Supreme Reflections on the First Monday in October



The Supreme Court will start consideration of cases in its new term on the first Monday in October.  A Federalist Society panel previewing the Supreme Court's new term expected that SCOTUS will have a diminished case-load during the 2016-2017 term as it awaits confirmation of  Associate Justice Antonin Scalia's replacement. It  is assumed that the Supreme Court is avoiding some controversial cases to avoid having a 4-4 tie, which does not establish precedent and upholds the Appeals Court ruling.

There are several schools of thought concerning the vacancy on the Supreme Court.  If Democrat Presidential nominee Hillary Clinton (D-NY) wins the election but if the Republicans retain control of the Senate, there is good reason to believe that Obama designee Merrick Garland will be confirmed during the Lame Duck session.  Although Senate Majority Leader Mitch McConnell (R-KY) claims that Lame Duck sessions are not appropriate for SCOTUS confirmations, the thinking from the GOP may well be to go with the Devil they know rather than one which they don't know.

Some Democrats believe if they win both the White House and the Senate, then Hillary would want to install her own (presumably more progressive pick).  But some optimistic institutionalists hold fast to the notion that Mrs. Clinton would abide by the process and still push forward her predecessor's choice.  Either way, in such a scenario, it would be expected that there would be a lengthy evaluation and vetting process to achieve Senatorial Advice and Consent, thus keeping the evenly divided court well into the term.

Ass. Justice Anthony Kennedy
A more philosophical question is what should be the role of the Supreme Court.  A common rallying cry in Presidential elections is control of the Supreme Court.  Justice Scalia's passing in February levels an ideologically fractured SCOTUS (four liberals, three conservatives and Ass.
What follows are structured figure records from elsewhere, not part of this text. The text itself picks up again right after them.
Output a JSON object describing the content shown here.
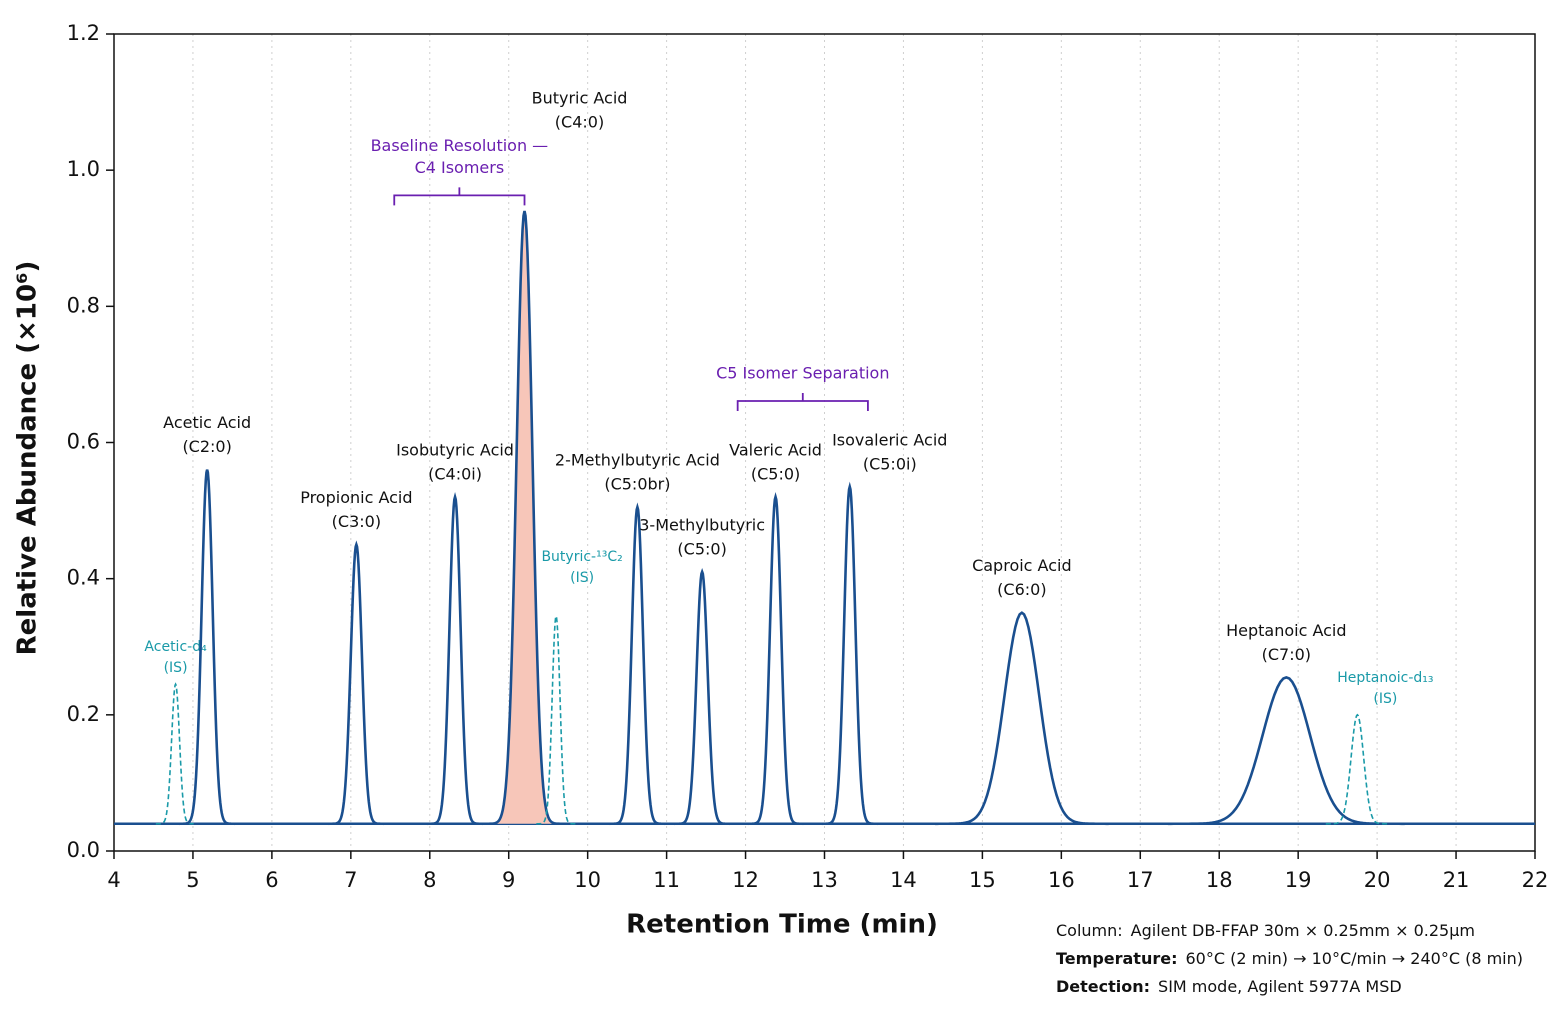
{
  "chart_data": {
    "type": "chromatogram",
    "xlabel": "Retention Time (min)",
    "ylabel": "Relative Abundance (×10⁶)",
    "xlim": [
      4,
      22
    ],
    "ylim": [
      0,
      1.2
    ],
    "xticks": [
      4,
      5,
      6,
      7,
      8,
      9,
      10,
      11,
      12,
      13,
      14,
      15,
      16,
      17,
      18,
      19,
      20,
      21,
      22
    ],
    "yticks": [
      {
        "value": 0,
        "label": "0.0"
      },
      0.2,
      0.4,
      0.6,
      0.8,
      {
        "value": 1,
        "label": "1.0"
      },
      1.2
    ],
    "grid_x": true,
    "baseline": 0.04,
    "color": "#1a4f8f",
    "is_color": "#1a9aa8",
    "highlight_fill": "#f7c6b9",
    "annotation_color": "#6a1fb0",
    "peaks": [
      {
        "label": [
          "Acetic-d₄",
          "(IS)"
        ],
        "kind": "internal_standard",
        "rt": 4.78,
        "height": 0.245,
        "width": 0.05
      },
      {
        "label": [
          "Acetic Acid",
          "(C2:0)"
        ],
        "kind": "analyte",
        "rt": 5.18,
        "height": 0.56,
        "width": 0.07
      },
      {
        "label": [
          "Propionic Acid",
          "(C3:0)"
        ],
        "kind": "analyte",
        "rt": 7.07,
        "height": 0.45,
        "width": 0.07
      },
      {
        "label": [
          "Isobutyric Acid",
          "(C4:0i)"
        ],
        "kind": "analyte",
        "rt": 8.32,
        "height": 0.52,
        "width": 0.07
      },
      {
        "label": [
          "Butyric Acid",
          "(C4:0)"
        ],
        "kind": "analyte",
        "rt": 9.2,
        "height": 0.94,
        "width": 0.1,
        "highlight": true
      },
      {
        "label": [
          "Butyric-¹³C₂",
          "(IS)"
        ],
        "kind": "internal_standard",
        "rt": 9.6,
        "height": 0.345,
        "width": 0.05
      },
      {
        "label": [
          "2-Methylbutyric Acid",
          "(C5:0br)"
        ],
        "kind": "analyte",
        "rt": 10.63,
        "height": 0.505,
        "width": 0.07
      },
      {
        "label": [
          "3-Methylbutyric",
          "(C5:0)"
        ],
        "kind": "analyte",
        "rt": 11.45,
        "height": 0.41,
        "width": 0.07
      },
      {
        "label": [
          "Valeric Acid",
          "(C5:0)"
        ],
        "kind": "analyte",
        "rt": 12.38,
        "height": 0.52,
        "width": 0.07
      },
      {
        "label": [
          "Isovaleric Acid",
          "(C5:0i)"
        ],
        "kind": "analyte",
        "rt": 13.32,
        "height": 0.535,
        "width": 0.07
      },
      {
        "label": [
          "Caproic Acid",
          "(C6:0)"
        ],
        "kind": "analyte",
        "rt": 15.5,
        "height": 0.35,
        "width": 0.22
      },
      {
        "label": [
          "Heptanoic Acid",
          "(C7:0)"
        ],
        "kind": "analyte",
        "rt": 18.85,
        "height": 0.255,
        "width": 0.3
      },
      {
        "label": [
          "Heptanoic-d₁₃",
          "(IS)"
        ],
        "kind": "internal_standard",
        "rt": 19.75,
        "height": 0.2,
        "width": 0.08
      }
    ],
    "annotations": [
      {
        "text": [
          "Baseline Resolution —",
          "C4 Isomers"
        ],
        "x": [
          7.55,
          9.2
        ],
        "y": 0.963
      },
      {
        "text": [
          "C5 Isomer Separation"
        ],
        "x": [
          11.9,
          13.55
        ],
        "y": 0.661
      }
    ],
    "notes": [
      {
        "label": "Column:",
        "text": "Agilent DB-FFAP  30m × 0.25mm × 0.25μm",
        "bold": false
      },
      {
        "label": "Temperature:",
        "text": "60°C (2 min) → 10°C/min → 240°C (8 min)",
        "bold": true
      },
      {
        "label": "Detection:",
        "text": "SIM mode, Agilent 5977A MSD",
        "bold": true
      }
    ]
  }
}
Justice Anthony Kennedy), but with indications that progressives are itching to be more activist. 

Chelsea Clinton has mentioned on the hustings that openings the Supreme Court will allow her mother to fundamentally redefine the parameters of the Second Amendment.  
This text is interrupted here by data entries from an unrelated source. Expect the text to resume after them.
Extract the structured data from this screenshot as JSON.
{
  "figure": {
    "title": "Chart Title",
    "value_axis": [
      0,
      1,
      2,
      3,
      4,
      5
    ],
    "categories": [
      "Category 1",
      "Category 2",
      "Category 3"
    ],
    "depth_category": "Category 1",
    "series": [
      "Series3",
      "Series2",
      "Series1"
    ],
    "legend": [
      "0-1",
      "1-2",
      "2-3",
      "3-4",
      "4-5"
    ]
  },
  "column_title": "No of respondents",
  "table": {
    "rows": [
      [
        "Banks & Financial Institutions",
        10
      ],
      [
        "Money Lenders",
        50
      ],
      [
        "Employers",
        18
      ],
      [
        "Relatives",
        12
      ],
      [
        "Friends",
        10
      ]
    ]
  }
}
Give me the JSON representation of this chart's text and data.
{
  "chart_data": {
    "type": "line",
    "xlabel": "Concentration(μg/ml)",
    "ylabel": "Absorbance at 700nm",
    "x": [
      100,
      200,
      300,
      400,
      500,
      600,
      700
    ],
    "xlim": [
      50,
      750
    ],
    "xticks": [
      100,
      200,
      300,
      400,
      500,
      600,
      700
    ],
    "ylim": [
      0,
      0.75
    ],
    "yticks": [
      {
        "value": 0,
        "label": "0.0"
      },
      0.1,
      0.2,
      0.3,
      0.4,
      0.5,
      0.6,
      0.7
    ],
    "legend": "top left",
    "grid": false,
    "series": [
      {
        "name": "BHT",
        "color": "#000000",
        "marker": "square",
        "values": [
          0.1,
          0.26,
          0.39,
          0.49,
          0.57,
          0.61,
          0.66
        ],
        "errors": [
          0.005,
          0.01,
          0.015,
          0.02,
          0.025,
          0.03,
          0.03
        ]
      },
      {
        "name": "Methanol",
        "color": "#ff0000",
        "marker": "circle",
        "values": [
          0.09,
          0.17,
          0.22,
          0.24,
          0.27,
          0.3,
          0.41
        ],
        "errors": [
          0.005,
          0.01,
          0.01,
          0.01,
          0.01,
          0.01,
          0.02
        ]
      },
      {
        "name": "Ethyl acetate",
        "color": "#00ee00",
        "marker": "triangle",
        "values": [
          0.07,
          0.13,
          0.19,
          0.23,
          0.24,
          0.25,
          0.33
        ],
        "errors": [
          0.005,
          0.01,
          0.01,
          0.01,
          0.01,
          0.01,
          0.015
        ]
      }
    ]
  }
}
Most likely there would be no outright repeal of this fundamental freedom given by God, but it would take a narrow reading of the organic law and assert that this right is limited to organized militias. This would effectively make it a dead letter, like the Tenth Amendment.

So instead of being final arbiters of cases, the Supreme Court would act like a super-legislature, only they are unelected (thus unaccountable) and there is virtually no way to upend their ukases.

Sen. Ted Cruz Remedy to Judicial Activism and SCOTUS Ass. Justice Anthony Kennedy

Senator Ted Cruz (R-TX) while campaigning for President proposed having retention elections for the judiciary, as they do in Iowa.  That sounds more appealing on the campaign trail then it would be applicable in the Federal City. However, it does voice the frustration of many Americans who feel cut out of the governing process.  California twice approved referendums defining marriage (which was primarily a state issue), yet in Obergefell, the Supreme Court overturned the will of voters under a Right of Dignity interpretation of the Fourteenth Amendment and then expanded this right of same-sex marriage to all 50 states.

Two longer shot prospects not considered by judicial watchers are the possibility that Republican Presidential nominee Donald Trump (R-NY) might win and actually live by his promise to nominate conservative judicial candidates.  


The other way to remedy judicial tyranny would be limitations on Article III power.  While Congress can theoretically reign in lower courts, it is unlikely to do so. This would leave such reformation to application of an Article V Convention of States.  While the Article V safety valve for a Convention of States has been in place for 227 years, it has never been successfully invoked yet. But as more and more power is taken away from states yet they are saddled with the brunt of implementing dictates from the District of Calamity (sic), this may become a more feasible possibility.